The rise of persistent domestic operations over the last 2 years has brought this conversation to a head. Rory, you make important observations that would enable our people by considering their needs, understanding their desires and capitalising on their skills, knowledge and experience. BRIG Kalms makes a similar observation in his article at https://cove.army.gov.au/article/stranded-capability-the-value-the-army-reserve-asset-2020 to highlight the resident skills and knowledge in senior company executives and how their talent is transferable to a military context. CPL Dutta, your story is one I hear often and is the difference between enjoying one's service or not. Phil rightly challenges Army to address how it harnesses skills and knowledge of Reservists. This may also be the case for Regular Army soldiers who have other qualifications gained before joining or acquired whilst serving. Reserve service is essential as we look to the future. Valuing and recognising our people and the strengths they have is something for all leaders and the organisation to be conscious of. There are many initiatives and trials in play at the moment. I encourage everyone who reads Rory's article to ask their chain of command to learn what our Army is doing. WO1 Murch RSM 2 Div

An ongoing issue that’s had a number of papers written over the years. Worth reading “Paid Volunteers: Experiencing Reserve Service and Resignation” in the Army Journal 2015 … https://researchcentre.army.gov.au/sites/default/files/aaj_2015_1.pdf And Google Mark Armstrong who has written a number of papers for this PHD.

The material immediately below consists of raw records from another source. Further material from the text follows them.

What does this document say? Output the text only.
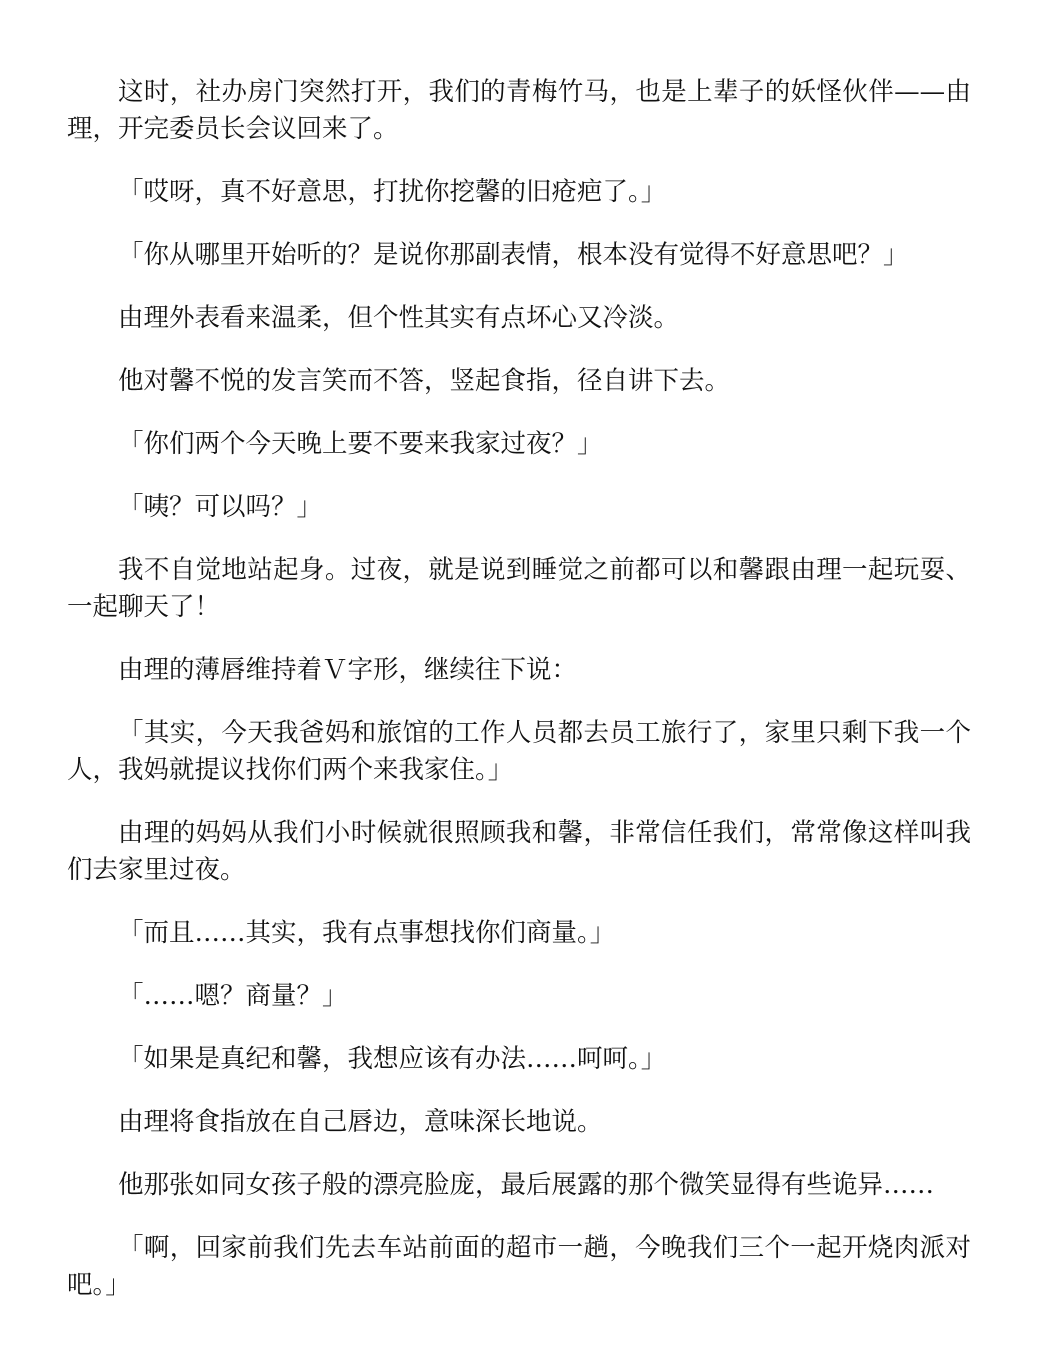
这时，社办房门突然打开，我们的青梅竹马，也是上辈子的妖怪伙伴——由理，开完委员长会议回来了。

「哎呀，真不好意思，打扰你挖馨的旧疮疤了。」

「你从哪里开始听的？是说你那副表情，根本没有觉得不好意思吧？」

由理外表看来温柔，但个性其实有点坏心又冷淡。

他对馨不悦的发言笑而不答，竖起食指，径自讲下去。

「你们两个今天晚上要不要来我家过夜？」

「咦？可以吗？」

我不自觉地站起身。过夜，就是说到睡觉之前都可以和馨跟由理一起玩耍、一起聊天了！

由理的薄唇维持着Ｖ字形，继续往下说：

「其实，今天我爸妈和旅馆的工作人员都去员工旅行了，家里只剩下我一个人，我妈就提议找你们两个来我家住。」

由理的妈妈从我们小时候就很照顾我和馨，非常信任我们，常常像这样叫我们去家里过夜。

「而且……其实，我有点事想找你们商量。」

「……嗯？商量？」

「如果是真纪和馨，我想应该有办法……呵呵。」

由理将食指放在自己唇边，意味深长地说。

他那张如同女孩子般的漂亮脸庞，最后展露的那个微笑显得有些诡异……

「啊，回家前我们先去车站前面的超市一趟，今晚我们三个一起开烧肉派对吧。」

A worthy contribution Rory, thank you. Amidst the options being implemented like ADELE, modularisation, blended and distance learning, one potential option appears to be missing: use of SERVOP C. There exists benefits for individual reservists and for Army more widely in using SERVOP C for upskilling. Army is already employing this model for Gap Year and FARO Officer Cadets. SERVOP C mightn't be of benefit for all, particularly those who are in the formative years of the professions. But for new graduates, or qualified tradies, or those of use who are mid-career, SERVOP C could provide a 12 or 24 month window of continued salary plus unlimited opportunities to attend courses and exercises. The individual gets the benefit of professional military training and development opportunities, without risking their paid employment; Army gets a better trained and more professional member in return. Army also has a member employed full time to remediate hollowness and fill TSR, for example. SERVOP C for training alone won't solve all the quandaries we face in training the part time workforce. The emerging toolbox of different training models and systems all provide opportunities. But SERVOP C does provide not just training for reservists, but also provides a pool of members who can be trained, exercised, employed and deployed without the complications of needing to maintain viable civilian employment. Again Rory, thanks for your article.